A few days ago President Trump announced a moratorium on evictions through January. But what seems like an enormous relief to renters has two big  problems. First, although tenants had to make only partial payments (“as circumstance may permit”) to remain safe from eviction, the wording was a little unclear about what happens in January. Do you have to pay all the cumulative rent you owe in one lump sum? Do you get to repay it over time? Or do you not have to repay it at all? And what about interest and penalties? None of this was clear.

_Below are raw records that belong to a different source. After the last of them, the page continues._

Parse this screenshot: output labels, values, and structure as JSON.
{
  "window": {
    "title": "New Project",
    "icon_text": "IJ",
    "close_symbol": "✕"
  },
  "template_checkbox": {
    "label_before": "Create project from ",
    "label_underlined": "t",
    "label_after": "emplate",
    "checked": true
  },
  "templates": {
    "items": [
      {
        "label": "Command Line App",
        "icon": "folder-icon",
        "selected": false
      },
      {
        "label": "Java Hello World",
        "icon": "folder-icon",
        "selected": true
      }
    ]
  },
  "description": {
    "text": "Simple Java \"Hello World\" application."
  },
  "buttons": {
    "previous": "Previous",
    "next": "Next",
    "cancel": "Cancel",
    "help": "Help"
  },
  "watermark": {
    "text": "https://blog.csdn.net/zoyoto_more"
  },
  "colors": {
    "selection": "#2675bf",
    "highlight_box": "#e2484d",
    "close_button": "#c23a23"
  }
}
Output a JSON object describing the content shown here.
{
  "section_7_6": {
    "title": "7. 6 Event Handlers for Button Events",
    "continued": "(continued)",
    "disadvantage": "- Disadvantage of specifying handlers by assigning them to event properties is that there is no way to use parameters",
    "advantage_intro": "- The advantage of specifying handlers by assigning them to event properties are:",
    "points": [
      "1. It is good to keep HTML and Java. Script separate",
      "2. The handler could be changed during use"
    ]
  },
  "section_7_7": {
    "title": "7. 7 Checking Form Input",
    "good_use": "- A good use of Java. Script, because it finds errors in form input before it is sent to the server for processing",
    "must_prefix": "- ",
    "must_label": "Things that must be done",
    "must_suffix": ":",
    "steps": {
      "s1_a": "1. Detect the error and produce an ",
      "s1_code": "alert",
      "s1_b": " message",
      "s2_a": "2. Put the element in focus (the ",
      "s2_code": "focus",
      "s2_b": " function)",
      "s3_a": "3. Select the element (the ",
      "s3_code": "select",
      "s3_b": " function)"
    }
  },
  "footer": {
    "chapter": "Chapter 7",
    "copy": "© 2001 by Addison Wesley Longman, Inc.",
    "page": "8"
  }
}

Second, the moratorium merely passes along the payment problem from tenants to landlords, who still have to pay the mortgage on their property even though they aren’t receiving enough rent to cover it. What happens when they go bankrupt?

An eviction moratorium is a fine idea, but the truth is that it’s only a band-aid. What’s really needed are cash payments to those out of work. That way, tenants can pay landlords and landlords can pay their mortgages. As you can see in the chart below, even with some recent improvement we still have about 12 million workers unemployed thanks to COVID-19. If we restored the $600 weekly unemployment bonus to these people, it would solve the eviction problem almost completely and would cost about $200 billion. That would be only a tenth of a rescue bill that clocked in at $2 trillion, which seems the most likely size if Republicans can ever stop fighting over it.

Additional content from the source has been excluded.